Firm takes £35m from decision to exit London business
Profit for the year to June at housebuilder Redrow fell by two thirds as the business felt the impact of the coronavirus lockdown, the firm said today.
Publishing annual results, Redrow said it made a pre-tax profit of £140m for the year, down 66% from the £406m recorded in 2019. The fall in profit included a £35m write-down for the cost of exiting its London business, announced in a trading update in June.
Despite the steep drop in profit, due to a second half loss as it was forced to shut sites in the wake of the March lockdown, Redrow said it had entered the new financial year in a position of strength, with record forward orders and sales to date 12% ahead of the same period in 2019.
Redrow’s order book of £1.42bn compares to a £1.02bn order book at this point last year, and comes after period in which sales per site per week of 0.84, 23% up on 2019.
The firm said construction site productivity had “continued to improve” and that it was making up for low productivity post-lockdown by having a much larger amount of work in progress than it normally would.
However, the business said it was concerned that a continued strong selling market was not certain, warning on a series of risks likely to impact on the market in coming months.
John Tutte, executive chairman (pictured, left), said: “Whilst the Group is well positioned it is also conscious of a number of factors that could adversely affect the market in the medium term.
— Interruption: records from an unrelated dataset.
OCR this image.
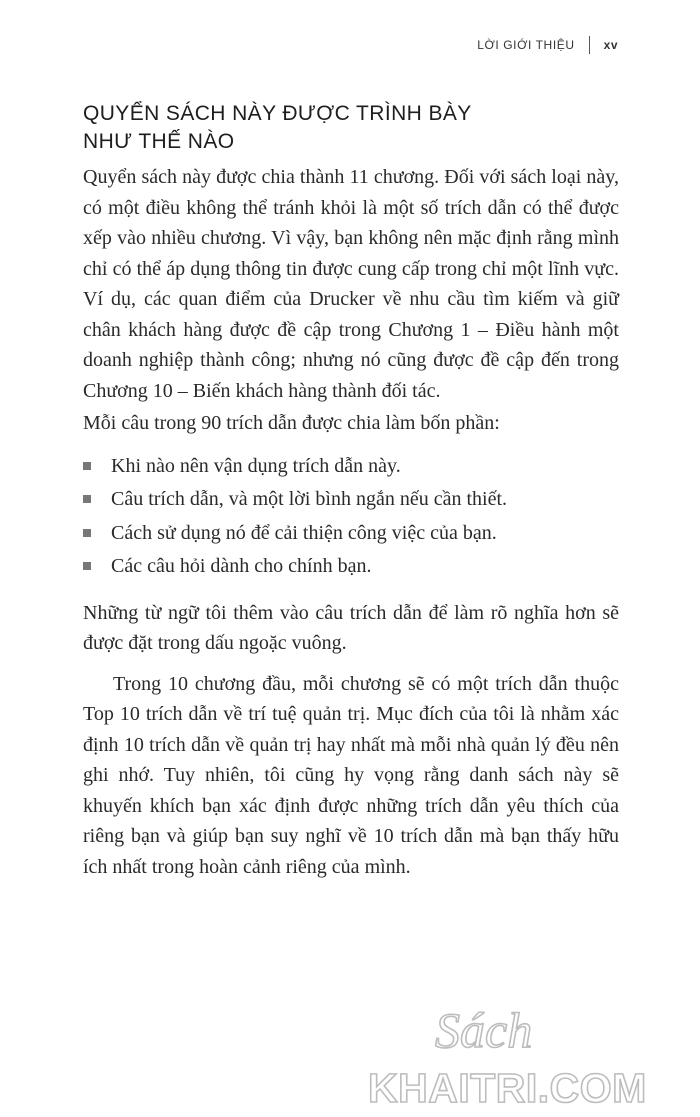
LỜI GIỚI THIỆU xv
QUYỂN SÁCH NÀY ĐƯỢC TRÌNH BÀY
NHƯ THẾ NÀO

Quyển sách này được chia thành 11 chương. Đối với sách loại này, có một điều không thể tránh khỏi là một số trích dẫn có thể được xếp vào nhiều chương. Vì vậy, bạn không nên mặc định rằng mình chỉ có thể áp dụng thông tin được cung cấp trong chỉ một lĩnh vực. Ví dụ, các quan điểm của Drucker về nhu cầu tìm kiếm và giữ chân khách hàng được đề cập trong Chương 1 – Điều hành một doanh nghiệp thành công; nhưng nó cũng được đề cập đến trong Chương 10 – Biến khách hàng thành đối tác.

Mỗi câu trong 90 trích dẫn được chia làm bốn phần:

Khi nào nên vận dụng trích dẫn này.
Câu trích dẫn, và một lời bình ngắn nếu cần thiết.
Cách sử dụng nó để cải thiện công việc của bạn.
Các câu hỏi dành cho chính bạn.

Những từ ngữ tôi thêm vào câu trích dẫn để làm rõ nghĩa hơn sẽ được đặt trong dấu ngoặc vuông.

Trong 10 chương đầu, mỗi chương sẽ có một trích dẫn thuộc Top 10 trích dẫn về trí tuệ quản trị. Mục đích của tôi là nhằm xác định 10 trích dẫn về quản trị hay nhất mà mỗi nhà quản lý đều nên ghi nhớ. Tuy nhiên, tôi cũng hy vọng rằng danh sách này sẽ khuyến khích bạn xác định được những trích dẫn yêu thích của riêng bạn và giúp bạn suy nghĩ về 10 trích dẫn mà bạn thấy hữu ích nhất trong hoàn cảnh riêng của mình.

Sách
KHAITRI.COM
In particular, the ongoing impact of the COVID-19 pandemic, the possibility of a no-deal exit from the EU and the ending of the SDLT holiday.”
He added that the current lack of availability of high loan-to-value mortgages may begin to weigh on buyers, “particularly those that will not qualify for the Help to Buy scheme next year.”
Tutte called on the government to act to reform stamp duty land tax (SDLT) to help mitigate this “period of economic uncertainty”.
He said: “The impact of the SDLT holiday expiring in March to coincide with the changes to the Help to Buy scheme could disrupt a sustainable recovery. We would therefore urge government to consider taking steps to avoid a hiatus in the market, including a long-term reform of SDLT to free-up more cash for deposits at a time when the high loan to value mortgage market is constrained.”
The firm also used the results to defend its decision, made in June, to exit the London market – with the exception of its huge 4,000-home Colindale Gardens regeneration project (pictured, right). Newly appointed group chief executive Matthew Pratt said that making “acceptable returns” in London had become increasingly more difficult in recent years.
“There remains downward pressure on the London market created by weak overseas demand, shifting social trends, which suggest many buyers are now looking to live and work outside the Capital, and a convoluted two-tier planning system that has not responded to any of these changes,” he said.
Redrow will instead focus on regional growth in coming years based upon roll-out of its New Heritage collection house types.
While the firm is not paying a dividend for 2020, it said today it expected to return to paying a dividend in 2021.